A porta-voz do Bloco de Esquerda (BE) Catarina Martins classificou hoje como uma «ameaça para levar a sério» a redução do custo de trabalho nas empresas, que o primeiro-ministro Passos Coelho disse ser uma reforma a concretizar.

«Temos uma ameaça que devemos levar a sério», disse Catarina Martins perante cerca de uma centena de militantes e simpatizantes do BE, num jantar comemorativo dos 16 anos da fundação da distrital de Coimbra daquela força partidária.

Catarina Martins criticou a afirmação de Passos Coelho de que o custo de trabalho nas empresas ainda é muito elevado em Portugal, contrapondo que ele é «menos de metade de Espanha e muito menos de metade da zona Euro».

«Queremos competir com quê, com os baixos salários do Bangladesh», questionou.

O primeiro-ministro, Pedro Passos Coelho, apontou na quinta-feira a redução do custo do trabalho para as empresas como uma reforma por fazer e afirmou que a quer concretizar nos próximos anos, com o apoio da União Europeia.

Durante uma conferência sobre investimento em Portugal, realizada nas instalações da Fundação Champalimaud, em Lisboa, considerou que «hoje o custo do trabalho para as empresas ainda é muito elevado», acrescentando: «Essa foi talvez a única importante reforma que não conseguimos completar neste domínio fiscal durante estes quatro anos. Mas será um objetivo seguramente importante para cumprir nos próximos anos».

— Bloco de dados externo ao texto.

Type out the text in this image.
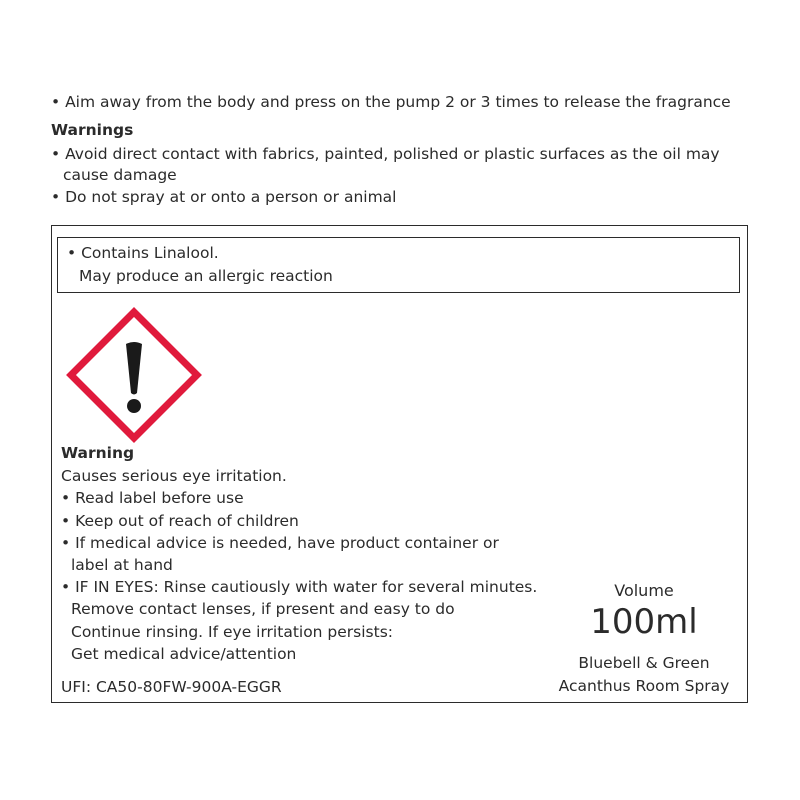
• Aim away from the body and press on the pump 2 or 3 times to release the fragrance
Warnings
• Avoid direct contact with fabrics, painted, polished or plastic surfaces as the oil may
cause damage
• Do not spray at or onto a person or animal
• Contains Linalool.
May produce an allergic reaction
Warning
Causes serious eye irritation.
• Read label before use
• Keep out of reach of children
• If medical advice is needed, have product container or
label at hand
• IF IN EYES: Rinse cautiously with water for several minutes.
Remove contact lenses, if present and easy to do
Continue rinsing. If eye irritation persists:
Get medical advice/attention
UFI: CA50-80FW-900A-EGGR
Volume
100ml
Bluebell & Green
Acanthus Room Spray
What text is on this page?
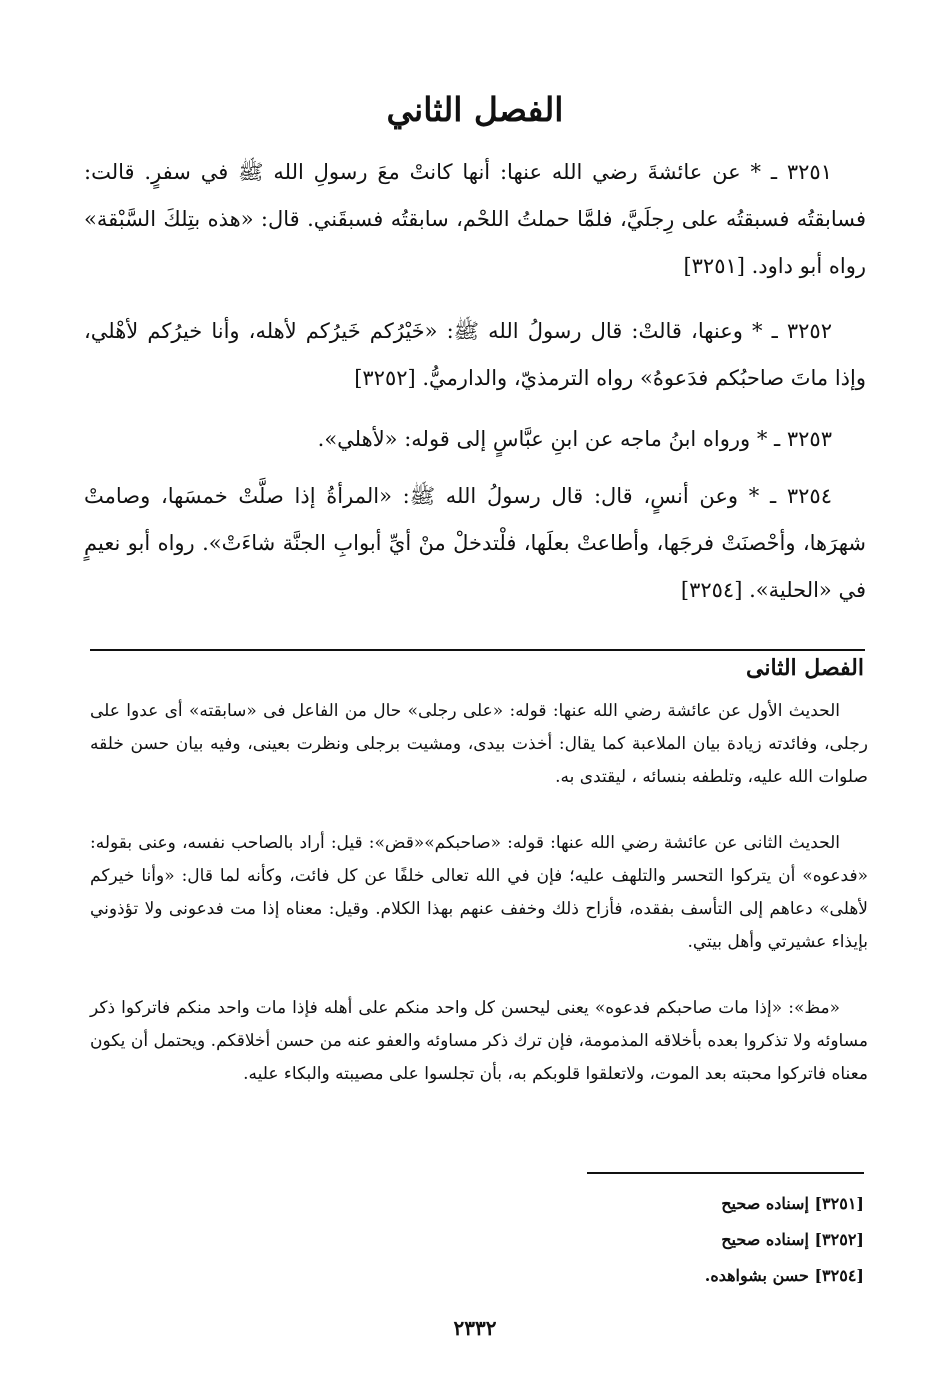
الفصل الثاني

٣٢٥١ ـ * عن عائشةَ رضي الله عنها: أنها كانتْ معَ رسولِ الله ﷺ في سفرٍ. قالت: فسابقتُه فسبقتُه على رِجلَيَّ، فلمَّا حملتُ اللحْم، سابقتُه فسبقَني. قال: «هذه بتِلكَ السَّبْقة» رواه أبو داود. [٣٢٥١]

٣٢٥٢ ـ * وعنها، قالتْ: قال رسولُ الله ﷺ: «خَيْرُكم خَيرُكم لأهله، وأنا خيرُكم لأهْلي، وإذا ماتَ صاحبُكم فدَعوهُ» رواه الترمذيّ، والدارميُّ. [٣٢٥٢]

٣٢٥٣ ـ * ورواه ابنُ ماجه عن ابنِ عبَّاسٍ إلى قوله: «لأهلي».

٣٢٥٤ ـ * وعن أنسٍ، قال: قال رسولُ الله ﷺ: «المرأةُ إذا صلَّتْ خمسَها، وصامتْ شهرَها، وأحْصنَتْ فرجَها، وأطاعتْ بعلَها، فلْتدخلْ منْ أيِّ أبوابِ الجنَّة شاءَتْ». رواه أبو نعيمٍ في «الحلية». [٣٢٥٤]

الفصل الثانى

الحديث الأول عن عائشة رضي الله عنها: قوله: «على رجلى» حال من الفاعل فى «سابقته» أى عدوا على رجلى، وفائدته زيادة بيان الملاعبة كما يقال: أخذت بيدى، ومشيت برجلى ونظرت بعينى، وفيه بيان حسن خلقه صلوات الله عليه، وتلطفه بنسائه ، ليقتدى به.

الحديث الثانى عن عائشة رضي الله عنها: قوله: «صاحبكم»«قض»: قيل: أراد بالصاحب نفسه، وعنى بقوله: «فدعوه» أن يتركوا التحسر والتلهف عليه؛ فإن في الله تعالى خلفًا عن كل فائت، وكأنه لما قال: «وأنا خيركم لأهلى» دعاهم إلى التأسف بفقده، فأزاح ذلك وخفف عنهم بهذا الكلام. وقيل: معناه إذا مت فدعونى ولا تؤذوني بإيذاء عشيرتي وأهل بيتي.

«مظ»: «إذا مات صاحبكم فدعوه» يعنى ليحسن كل واحد منكم على أهله فإذا مات واحد منكم فاتركوا ذكر مساوئه ولا تذكروا بعده بأخلاقه المذمومة، فإن ترك ذكر مساوئه والعفو عنه من حسن أخلاقكم. ويحتمل أن يكون معناه فاتركوا محبته بعد الموت، ولاتعلقوا قلوبكم به، بأن تجلسوا على مصيبته والبكاء عليه.

[٣٢٥١] إسناده صحيح
[٣٢٥٢] إسناده صحيح
[٣٢٥٤] حسن بشواهده.
٢٣٣٢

A porta-voz do Bloco de Esquerda frisou ainda que o país sofreu, nos últimos anos, uma «compressão brutal» dos salários: «se houve coisa que em Portugal desceu foram os custos do trabalho», argumentou.

«Aliás, Portugal foi o país que mais comprimiu os custos de trabalho na zona Euro no último trimestre de 2014. O Governo não tem feito outra coisa que não comprimir os custos de trabalho», adiantou.

Para Catarina Martins, «a promessa» de Passos Coelho de «cortar mais» nos custos de trabalho «tem um nome: TSU [Taxa Social Única]».

De acordo com a dirigente do BE, o Governo não conseguiu aprovar as alterações àquela taxa, lembrando o mês de setembro de 2012, «quando um milhão saiu à rua contra um corte na TSU dos patrões, para que quem trabalha pagasse mais, mas não desistiu».

«Cortou tanto ou mais com as outras medidas todas à volta e agora chega ao fim da legislatura e apresenta-se ao país, ameaçando o país, de que o seu projeto continua a ser esse. Baixar os custos de trabalho, descapitalizar a Segurança Social, retirar a proteção a quem trabalha», acusou.